TLMI-B AEP Project Manager Masuma Parvin said “Besides the leprosy elimination activities, it is necessary to raise awareness against leprosy-related social stigma, superstitions and misconceptions in the society.”
Prime Minister’s Pledge to Make Bangladesh a Leprosy-Free Nation
Addressing the National Conference 2019 on Zero Leprosy Initiative by 2030 in Dhaka in 2019, Prime Minister Sheikh Hasina urged everyone to avoid negative attitudes and stop discriminating leprosy patients and instead take initiative for their proper treatment.
She said “We have to discard the mentality that if anyone is affected by leprosy, the person should be sacked or isolated from the society.”

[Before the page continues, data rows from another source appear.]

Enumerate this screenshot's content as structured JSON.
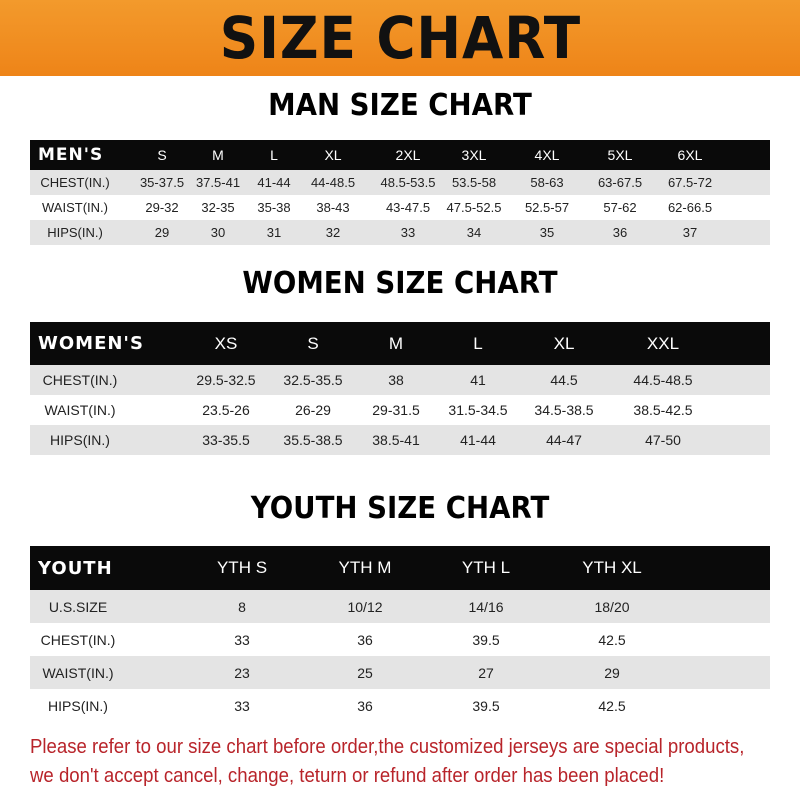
{
  "banner_title": "SIZE CHART",
  "colors": {
    "banner": "#f08a1c",
    "header_row": "#0a0a0a",
    "stripe": "#e4e4e4",
    "note": "#b8242a"
  },
  "men": {
    "title": "MAN SIZE CHART",
    "header": [
      "MEN'S",
      "S",
      "M",
      "L",
      "XL",
      "2XL",
      "3XL",
      "4XL",
      "5XL",
      "6XL"
    ],
    "rows": [
      [
        "CHEST(IN.)",
        "35-37.5",
        "37.5-41",
        "41-44",
        "44-48.5",
        "48.5-53.5",
        "53.5-58",
        "58-63",
        "63-67.5",
        "67.5-72"
      ],
      [
        "WAIST(IN.)",
        "29-32",
        "32-35",
        "35-38",
        "38-43",
        "43-47.5",
        "47.5-52.5",
        "52.5-57",
        "57-62",
        "62-66.5"
      ],
      [
        "HIPS(IN.)",
        "29",
        "30",
        "31",
        "32",
        "33",
        "34",
        "35",
        "36",
        "37"
      ]
    ]
  },
  "women": {
    "title": "WOMEN SIZE CHART",
    "header": [
      "WOMEN'S",
      "XS",
      "S",
      "M",
      "L",
      "XL",
      "XXL"
    ],
    "rows": [
      [
        "CHEST(IN.)",
        "29.5-32.5",
        "32.5-35.5",
        "38",
        "41",
        "44.5",
        "44.5-48.5"
      ],
      [
        "WAIST(IN.)",
        "23.5-26",
        "26-29",
        "29-31.5",
        "31.5-34.5",
        "34.5-38.5",
        "38.5-42.5"
      ],
      [
        "HIPS(IN.)",
        "33-35.5",
        "35.5-38.5",
        "38.5-41",
        "41-44",
        "44-47",
        "47-50"
      ]
    ]
  },
  "youth": {
    "title": "YOUTH SIZE CHART",
    "header": [
      "YOUTH",
      "YTH S",
      "YTH M",
      "YTH L",
      "YTH XL"
    ],
    "rows": [
      [
        "U.S.SIZE",
        "8",
        "10/12",
        "14/16",
        "18/20"
      ],
      [
        "CHEST(IN.)",
        "33",
        "36",
        "39.5",
        "42.5"
      ],
      [
        "WAIST(IN.)",
        "23",
        "25",
        "27",
        "29"
      ],
      [
        "HIPS(IN.)",
        "33",
        "36",
        "39.5",
        "42.5"
      ]
    ]
  },
  "note": {
    "line1": "Please refer to our size chart before order,the customized jerseys are special products,",
    "line2": "we don't accept cancel, change, teturn or refund after order has been placed!"
  }
}
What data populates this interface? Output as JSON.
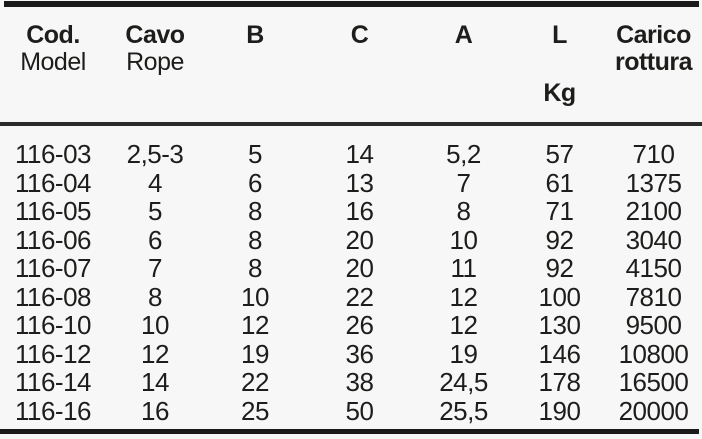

Bangladesh’s Prime Minister said leprosy patients would get cured to a large extent if all of the society shoulders responsibility to ensure their rights to coexist in society.
“I believe that we could build a leprosy-free Bangladesh much before the target 2030, if we all work sincerely in this regard,” she added.
Urging local pharmaceutical companies to produce medicines for leprosy, PM Sheikh Hasina said “Many of our pharmaceutical companies are exporting their products to various countries. Our medicines are of very good quality. I would like to tell them that if they produce special medicines needed for leprosy patients and take measures to distribute them for free, we will reach our target (Zero Leprosy) very quickly.”